The estimated cost of superannuation tax concessions to the federal government this year has been revised down by about $4 billion according to the latest Treasury figures.
Treasury released its 2015 Tax Expenditures Statement (TES) on Friday and showed its figure for super tax concessions, on a tax foregone basis, is now estimated at $29.8 billion for 2015-16. This is down from a previous estimate of $33.5 billion last year.
The Association of Superannuation Funds of Australia (ASFA) said the use of a revised methodology by Treasury has led to an improvement in the accuracy of TES forecasts, particularly around super tax concessions over the next five years.
"The revisions to later years are even greater, down from an estimated $45.9 billion for 2017-18 to $32.2 billion," ASFA said.
"The most recent estimates are a considerable improvement on previously published data, but there is still significant work to be done to get an accurate picture of the costs and benefits of superannuation tax concessions."

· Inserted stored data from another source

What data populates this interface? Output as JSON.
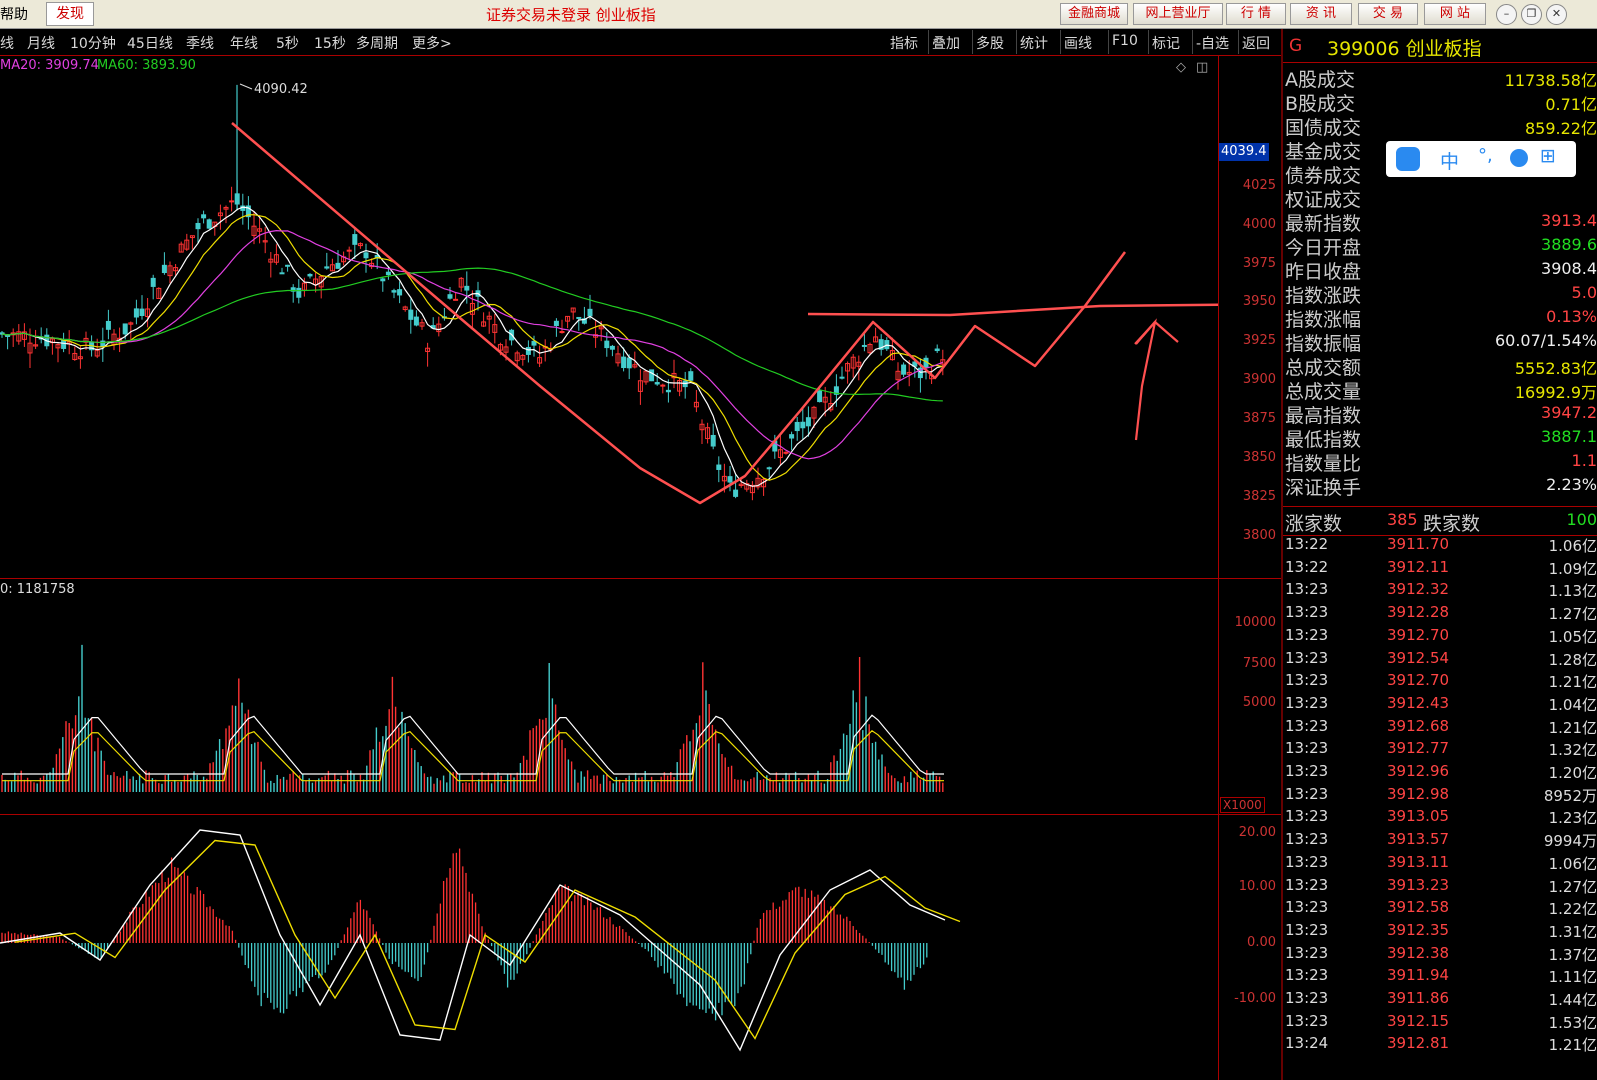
{
  "app": {
    "menu_help": "帮助",
    "tab_discover": "发现",
    "title": "证券交易未登录  创业板指",
    "buttons": [
      "金融商城",
      "网上营业厅",
      "行  情",
      "资  讯",
      "交  易",
      "网  站"
    ]
  },
  "period_bar": {
    "items": [
      "线",
      "月线",
      "10分钟",
      "45日线",
      "季线",
      "年线",
      "5秒",
      "15秒",
      "多周期",
      "更多>"
    ]
  },
  "toolbar": {
    "items": [
      "指标",
      "叠加",
      "多股",
      "统计",
      "画线",
      "F10",
      "标记",
      "-自选",
      "返回"
    ]
  },
  "ma_legend": {
    "ma20": "MA20: 3909.74",
    "ma60": "MA60: 3893.90"
  },
  "colors": {
    "ma20": "#e040e0",
    "ma60": "#22cc22",
    "up": "#ff3333",
    "down": "#44cccc",
    "axis": "#cc3333",
    "annotation": "#ff5050"
  },
  "price_chart": {
    "peak_label": "4090.42",
    "current_price": "4039.4",
    "y_ticks": [
      "4025",
      "4000",
      "3975",
      "3950",
      "3925",
      "3900",
      "3875",
      "3850",
      "3825",
      "3800"
    ]
  },
  "volume_chart": {
    "label": "0: 1181758",
    "y_ticks": [
      "10000",
      "7500",
      "5000"
    ],
    "unit": "X1000"
  },
  "macd_chart": {
    "y_ticks": [
      "20.00",
      "10.00",
      "0.00",
      "-10.00"
    ]
  },
  "quote_panel": {
    "market_flag": "G",
    "code_name": "399006 创业板指",
    "stats": [
      {
        "label": "A股成交",
        "value": "11738.58亿",
        "color": "#e6e600"
      },
      {
        "label": "B股成交",
        "value": "0.71亿",
        "color": "#e6e600"
      },
      {
        "label": "国债成交",
        "value": "859.22亿",
        "color": "#e6e600"
      },
      {
        "label": "基金成交",
        "value": "",
        "color": "#e6e600"
      },
      {
        "label": "债券成交",
        "value": "",
        "color": "#e6e600"
      },
      {
        "label": "权证成交",
        "value": "",
        "color": "#e6e600"
      },
      {
        "label": "最新指数",
        "value": "3913.4",
        "color": "#ff4444"
      },
      {
        "label": "今日开盘",
        "value": "3889.6",
        "color": "#22dd22"
      },
      {
        "label": "昨日收盘",
        "value": "3908.4",
        "color": "#eeeeee"
      },
      {
        "label": "指数涨跌",
        "value": "5.0",
        "color": "#ff4444"
      },
      {
        "label": "指数涨幅",
        "value": "0.13%",
        "color": "#ff4444"
      },
      {
        "label": "指数振幅",
        "value": "60.07/1.54%",
        "color": "#eeeeee"
      },
      {
        "label": "总成交额",
        "value": "5552.83亿",
        "color": "#e6e600"
      },
      {
        "label": "总成交量",
        "value": "16992.9万",
        "color": "#e6e600"
      },
      {
        "label": "最高指数",
        "value": "3947.2",
        "color": "#ff4444"
      },
      {
        "label": "最低指数",
        "value": "3887.1",
        "color": "#22dd22"
      },
      {
        "label": "指数量比",
        "value": "1.1",
        "color": "#ff4444"
      },
      {
        "label": "深证换手",
        "value": "2.23%",
        "color": "#eeeeee"
      }
    ],
    "up_label": "涨家数",
    "up_count": "385",
    "down_label": "跌家数",
    "down_count": "100"
  },
  "ticks": [
    {
      "time": "13:22",
      "price": "3911.70",
      "vol": "1.06亿"
    },
    {
      "time": "13:22",
      "price": "3912.11",
      "vol": "1.09亿"
    },
    {
      "time": "13:23",
      "price": "3912.32",
      "vol": "1.13亿"
    },
    {
      "time": "13:23",
      "price": "3912.28",
      "vol": "1.27亿"
    },
    {
      "time": "13:23",
      "price": "3912.70",
      "vol": "1.05亿"
    },
    {
      "time": "13:23",
      "price": "3912.54",
      "vol": "1.28亿"
    },
    {
      "time": "13:23",
      "price": "3912.70",
      "vol": "1.21亿"
    },
    {
      "time": "13:23",
      "price": "3912.43",
      "vol": "1.04亿"
    },
    {
      "time": "13:23",
      "price": "3912.68",
      "vol": "1.21亿"
    },
    {
      "time": "13:23",
      "price": "3912.77",
      "vol": "1.32亿"
    },
    {
      "time": "13:23",
      "price": "3912.96",
      "vol": "1.20亿"
    },
    {
      "time": "13:23",
      "price": "3912.98",
      "vol": "8952万"
    },
    {
      "time": "13:23",
      "price": "3913.05",
      "vol": "1.23亿"
    },
    {
      "time": "13:23",
      "price": "3913.57",
      "vol": "9994万"
    },
    {
      "time": "13:23",
      "price": "3913.11",
      "vol": "1.06亿"
    },
    {
      "time": "13:23",
      "price": "3913.23",
      "vol": "1.27亿"
    },
    {
      "time": "13:23",
      "price": "3912.58",
      "vol": "1.22亿"
    },
    {
      "time": "13:23",
      "price": "3912.35",
      "vol": "1.31亿"
    },
    {
      "time": "13:23",
      "price": "3912.38",
      "vol": "1.37亿"
    },
    {
      "time": "13:23",
      "price": "3911.94",
      "vol": "1.11亿"
    },
    {
      "time": "13:23",
      "price": "3911.86",
      "vol": "1.44亿"
    },
    {
      "time": "13:23",
      "price": "3912.15",
      "vol": "1.53亿"
    },
    {
      "time": "13:24",
      "price": "3912.81",
      "vol": "1.21亿"
    }
  ],
  "floating_badge": {
    "text": "中"
  }
}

ASFA chief executive Pauline Vamos said the estimates now clearly take into account the tax concessions relative to the same investment being held outside the superannuation system.
"If funds are invested outside super in similar assets, they would be likely to attract concessions associated with capital gains and the benefits of dividend imputation, which also involve a cost to revenue," Vamos said.

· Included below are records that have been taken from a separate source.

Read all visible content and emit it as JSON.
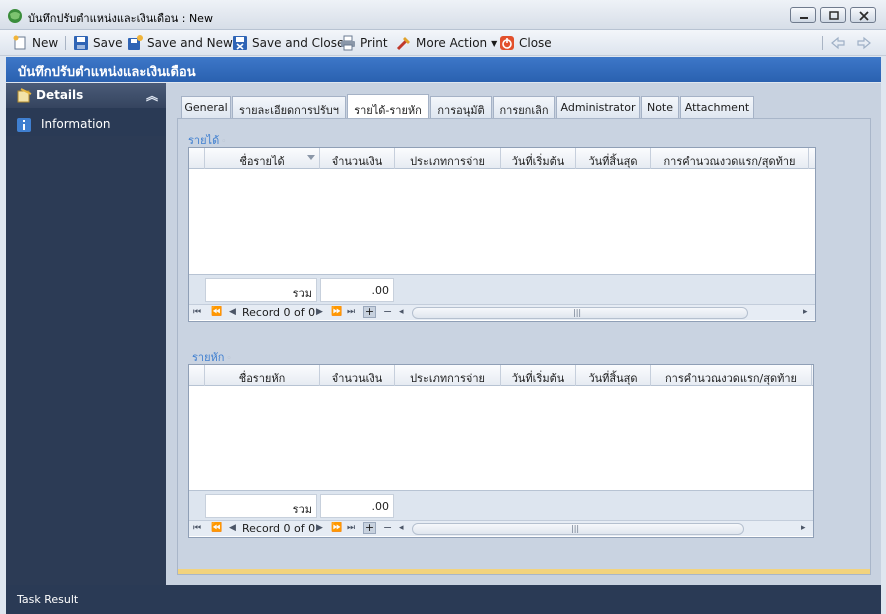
{
  "window": {
    "title": "บันทึกปรับตำแหน่งและเงินเดือน : New"
  },
  "toolbar": {
    "new_label": "New",
    "save_label": "Save",
    "save_and_new_label": "Save and New",
    "save_and_close_label": "Save and Close",
    "print_label": "Print",
    "more_action_label": "More Action",
    "close_label": "Close"
  },
  "header": {
    "title": "บันทึกปรับตำแหน่งและเงินเดือน"
  },
  "sidebar": {
    "group_label": "Details",
    "items": [
      {
        "label": "Information"
      }
    ]
  },
  "tabs": [
    {
      "label": "General"
    },
    {
      "label": "รายละเอียดการปรับฯ"
    },
    {
      "label": "รายได้-รายหัก",
      "active": true
    },
    {
      "label": "การอนุมัติ"
    },
    {
      "label": "การยกเลิก"
    },
    {
      "label": "Administrator"
    },
    {
      "label": "Note"
    },
    {
      "label": "Attachment"
    }
  ],
  "income_grid": {
    "group_label": "รายได้",
    "columns": [
      "ชื่อรายได้",
      "จำนวนเงิน",
      "ประเภทการจ่าย",
      "วันที่เริ่มต้น",
      "วันที่สิ้นสุด",
      "การคำนวณงวดแรก/สุดท้าย"
    ],
    "total_label": "รวม",
    "total_value": ".00",
    "record_text": "Record 0 of 0"
  },
  "deduction_grid": {
    "group_label": "รายหัก",
    "columns": [
      "ชื่อรายหัก",
      "จำนวนเงิน",
      "ประเภทการจ่าย",
      "วันที่เริ่มต้น",
      "วันที่สิ้นสุด",
      "การคำนวณงวดแรก/สุดท้าย"
    ],
    "total_label": "รวม",
    "total_value": ".00",
    "record_text": "Record 0 of 0"
  },
  "footer": {
    "task_result_label": "Task Result"
  },
  "colors": {
    "header_blue": "#2f68b8",
    "nav_dark": "#2c3b55",
    "accent_gold": "#f2d37e"
  }
}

"The more accurate method for estimating tax expenditures confirms that contribution caps are working and that there is not a prospective blowout in the cost of tax concessions for superannuation. Contrary to what some commentators have claimed, the cost of tax concessions for super is not overtaking the cost of the Age Pension."
ASFA believes the actual cost of tax concessions is more likely to be about $16 billion per year.
"When you take into account the savings the government makes on the Age Pension as a result of super, and the impact of behavioural change or people shifting money from one tax-effective vehicle to another that would occur if super tax concessions were removed, a more accurate estimate would be around $16 billion a year," Vamos said.
ASFA said with the current legislated settings for the Superannuation Guarantee (SG), expenditure on the Age Pension is projected to reach 3.6% of GDP in 2054/55. In the absence of superannuation savings, expenditure on the Age Pension would likely reach 5.5% or more of GDP and retirement incomes on average would be lower.